The Publisher agrees to pay the Owner, during the original term and any renewals of the copyright throughout the world, royalties with respect to the Musical Work, as follows: 75% of all distribution profits made; the remaining 25% to be retained by the Publisher.

Advance Fee:
The Publisher agrees to pay the Owner an advance fee of __________, recoupable against all royalty collections due to the artist. The Publisher shall render to Owner a written statement of account as to the royalties becoming due to Owner under this Agreement within ninety (90) days after the expiration of each calendar year that Publisher’s rights in the Musical Work shall persist. Each such statement shall be accompanied by payment of the amount (if any) shown to be due. Each such statement shall be an account stated, final and binding and not subject to any objection for any reason whatsoever by the Owner, unless the Publisher shall have received written notice of objection specifying the items objected to and the factual and contractual basis of objection from the Owner within a reasonable period from the date of any such statement, then that portion of the statement not objected to shall be an account stated as aforesaid.

  1. Books and Records.

The Owner may cause such of Publisher’s books of account to be inspected and abstracted at the Owner’s expense by a certified public accountant as shall be necessary to verify the accuracy of any accounting statement rendered to the Owner which has not become an account stated as provided, however, that:

(a) No more than one such inspection shall be permitted in any calendar year;

(b) The Owner may not appoint an accountant to conduct any such inspection who is then directly or indirectly (in the latter instance through the firm by which he is then employed) engaged in another inspection of the Publisher’s books of account or who proposes to conduct such inspection on a contingent fee basis;

(c) No more than one (1) such inspection may be made of the Publisher’s books of account as to any six (6) month calendar period;

(d) No inspection shall be permitted to any accountant who refuses to conform to the Publisher in writing not to disclose the results of his audit report, except to the Owner and as may be required in the prosecution of any legal proceedings commenced thereon; and

(e) The Owner shall have no right of audit or inspection other than as permitted and restricted.

  1. This Agreement shall be effective as of the date first set forth above provided both Parties have signed, and run for a period of 5 years. At the end of this term, this Agreement shall be automatically renewed for 1 year upon the same terms, conditions, and covenants herein contained, unless either party gives written notice of termination to the other party prior to the date of expiration of their intent not to renew. Notwithstanding the foregoing, this Agreement shall be earlier terminated by mutual agreement of the parties or either party may terminate the Agreement by providing within thirty (30) days, written notice to the other party.
  2. If for any reason a court of competent jurisdiction finds any provision or portion of this Agreement to be unenforceable, that provision of the Agreement will be enforced to the maximum extent permissible so as to affect the intent of the parties, and the remainder of this Agreement will continue in full force and effect.
  3. Entire Agreement.

This Agreement constitutes the entire understanding between the parties.
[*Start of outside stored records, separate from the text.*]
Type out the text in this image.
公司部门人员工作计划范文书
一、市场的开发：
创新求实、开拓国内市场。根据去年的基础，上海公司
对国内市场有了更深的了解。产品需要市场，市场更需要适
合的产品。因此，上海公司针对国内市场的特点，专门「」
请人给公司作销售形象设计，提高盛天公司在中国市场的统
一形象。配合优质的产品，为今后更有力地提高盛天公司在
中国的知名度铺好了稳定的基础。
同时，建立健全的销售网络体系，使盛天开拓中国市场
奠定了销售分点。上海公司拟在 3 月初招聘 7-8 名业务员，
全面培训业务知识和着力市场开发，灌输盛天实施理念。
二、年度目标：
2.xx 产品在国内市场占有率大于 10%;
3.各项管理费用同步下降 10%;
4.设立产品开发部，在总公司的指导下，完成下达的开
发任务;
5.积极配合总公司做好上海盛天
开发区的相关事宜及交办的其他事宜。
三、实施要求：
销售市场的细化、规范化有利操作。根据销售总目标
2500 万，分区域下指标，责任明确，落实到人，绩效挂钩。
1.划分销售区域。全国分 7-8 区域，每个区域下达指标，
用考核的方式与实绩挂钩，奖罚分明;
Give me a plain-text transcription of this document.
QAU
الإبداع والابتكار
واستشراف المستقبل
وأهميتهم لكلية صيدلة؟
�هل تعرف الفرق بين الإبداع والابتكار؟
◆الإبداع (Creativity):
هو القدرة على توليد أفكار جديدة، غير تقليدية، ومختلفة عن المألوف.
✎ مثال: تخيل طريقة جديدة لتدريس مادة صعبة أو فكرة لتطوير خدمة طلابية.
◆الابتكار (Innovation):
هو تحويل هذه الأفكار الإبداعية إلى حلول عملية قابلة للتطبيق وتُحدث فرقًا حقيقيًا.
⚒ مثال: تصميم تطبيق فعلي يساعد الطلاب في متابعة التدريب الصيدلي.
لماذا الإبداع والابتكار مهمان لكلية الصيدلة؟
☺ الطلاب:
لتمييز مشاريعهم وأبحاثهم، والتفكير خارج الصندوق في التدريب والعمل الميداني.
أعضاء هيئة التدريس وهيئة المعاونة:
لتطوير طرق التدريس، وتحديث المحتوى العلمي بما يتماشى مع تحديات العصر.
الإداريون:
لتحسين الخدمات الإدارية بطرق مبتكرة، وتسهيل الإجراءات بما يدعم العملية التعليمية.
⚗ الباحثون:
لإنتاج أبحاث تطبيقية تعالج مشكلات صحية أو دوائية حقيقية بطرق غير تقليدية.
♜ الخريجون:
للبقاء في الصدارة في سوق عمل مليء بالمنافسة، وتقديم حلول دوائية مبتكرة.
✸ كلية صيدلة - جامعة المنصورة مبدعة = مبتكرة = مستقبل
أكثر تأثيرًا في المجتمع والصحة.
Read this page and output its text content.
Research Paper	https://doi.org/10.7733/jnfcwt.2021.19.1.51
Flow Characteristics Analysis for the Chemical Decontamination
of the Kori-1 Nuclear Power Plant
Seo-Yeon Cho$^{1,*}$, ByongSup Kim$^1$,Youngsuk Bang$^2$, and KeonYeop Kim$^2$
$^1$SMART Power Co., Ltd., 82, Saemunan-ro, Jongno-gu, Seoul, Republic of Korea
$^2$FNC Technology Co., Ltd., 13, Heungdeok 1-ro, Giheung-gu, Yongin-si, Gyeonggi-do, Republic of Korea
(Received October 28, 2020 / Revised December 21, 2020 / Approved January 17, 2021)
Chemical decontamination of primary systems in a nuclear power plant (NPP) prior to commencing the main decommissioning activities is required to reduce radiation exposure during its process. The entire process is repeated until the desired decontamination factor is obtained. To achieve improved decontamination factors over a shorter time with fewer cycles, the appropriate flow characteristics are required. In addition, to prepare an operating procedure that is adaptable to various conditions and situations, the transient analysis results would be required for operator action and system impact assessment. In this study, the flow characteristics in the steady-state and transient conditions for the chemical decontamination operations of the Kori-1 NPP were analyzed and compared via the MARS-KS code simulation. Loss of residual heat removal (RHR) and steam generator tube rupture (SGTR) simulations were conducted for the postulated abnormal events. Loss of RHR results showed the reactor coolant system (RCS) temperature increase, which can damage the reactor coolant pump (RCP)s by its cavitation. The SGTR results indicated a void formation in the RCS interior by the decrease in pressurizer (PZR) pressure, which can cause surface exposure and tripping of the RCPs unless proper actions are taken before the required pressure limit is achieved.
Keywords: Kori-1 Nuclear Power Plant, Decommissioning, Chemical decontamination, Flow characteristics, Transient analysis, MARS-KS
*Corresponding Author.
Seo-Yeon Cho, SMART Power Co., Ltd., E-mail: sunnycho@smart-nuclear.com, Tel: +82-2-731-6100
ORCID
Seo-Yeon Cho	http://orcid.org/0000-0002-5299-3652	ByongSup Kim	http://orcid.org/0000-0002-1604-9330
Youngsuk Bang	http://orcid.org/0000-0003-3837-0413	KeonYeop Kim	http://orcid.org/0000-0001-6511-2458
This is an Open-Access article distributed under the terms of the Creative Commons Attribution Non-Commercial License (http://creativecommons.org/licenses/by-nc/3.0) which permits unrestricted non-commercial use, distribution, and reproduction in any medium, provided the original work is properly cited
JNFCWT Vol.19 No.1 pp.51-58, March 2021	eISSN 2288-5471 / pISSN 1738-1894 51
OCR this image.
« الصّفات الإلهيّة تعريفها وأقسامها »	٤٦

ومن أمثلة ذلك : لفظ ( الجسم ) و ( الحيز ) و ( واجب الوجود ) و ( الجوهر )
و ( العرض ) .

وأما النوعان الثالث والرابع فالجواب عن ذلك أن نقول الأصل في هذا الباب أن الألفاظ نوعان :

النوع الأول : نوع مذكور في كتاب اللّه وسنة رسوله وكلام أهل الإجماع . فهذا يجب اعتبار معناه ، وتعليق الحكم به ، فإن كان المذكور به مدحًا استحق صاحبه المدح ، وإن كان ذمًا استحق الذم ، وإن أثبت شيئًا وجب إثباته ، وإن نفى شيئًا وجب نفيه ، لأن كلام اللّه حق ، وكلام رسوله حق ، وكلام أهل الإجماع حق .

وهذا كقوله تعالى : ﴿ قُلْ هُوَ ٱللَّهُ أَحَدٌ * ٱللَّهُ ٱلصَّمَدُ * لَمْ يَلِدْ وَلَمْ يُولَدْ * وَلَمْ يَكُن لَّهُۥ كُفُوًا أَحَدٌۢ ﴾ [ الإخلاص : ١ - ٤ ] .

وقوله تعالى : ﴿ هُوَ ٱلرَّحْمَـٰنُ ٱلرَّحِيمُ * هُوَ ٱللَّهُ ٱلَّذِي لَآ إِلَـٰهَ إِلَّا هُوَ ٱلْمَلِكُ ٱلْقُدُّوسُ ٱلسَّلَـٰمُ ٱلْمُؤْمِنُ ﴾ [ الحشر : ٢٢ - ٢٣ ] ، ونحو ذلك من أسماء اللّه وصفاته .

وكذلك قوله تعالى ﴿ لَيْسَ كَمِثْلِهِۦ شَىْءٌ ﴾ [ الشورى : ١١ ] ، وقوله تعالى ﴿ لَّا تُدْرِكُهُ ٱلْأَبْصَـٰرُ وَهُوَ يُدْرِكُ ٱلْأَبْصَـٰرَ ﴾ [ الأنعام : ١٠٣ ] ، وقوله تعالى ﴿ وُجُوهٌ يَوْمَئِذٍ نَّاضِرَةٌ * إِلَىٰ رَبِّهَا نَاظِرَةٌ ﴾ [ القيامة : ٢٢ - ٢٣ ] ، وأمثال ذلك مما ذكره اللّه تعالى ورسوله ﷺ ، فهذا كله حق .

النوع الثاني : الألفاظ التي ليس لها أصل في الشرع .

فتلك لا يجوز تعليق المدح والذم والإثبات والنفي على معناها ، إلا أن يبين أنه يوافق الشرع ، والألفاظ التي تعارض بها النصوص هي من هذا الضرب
It shall not be modified except in writing signed by both parties.

  1.  A party may not assign any of its rights or obligations under this Agreement without the prior written consent of the other party. This Agreement shall be binding upon and to the benefit of each party and its respective successors and permitted assigns.
  2. Headings and titles in this Agreement are for reference purposes only do not constitute part of this Agreement and are of no legal force or effect.


  1. Governing Law

This Agreement shall be governed by the laws of the country of South Africa.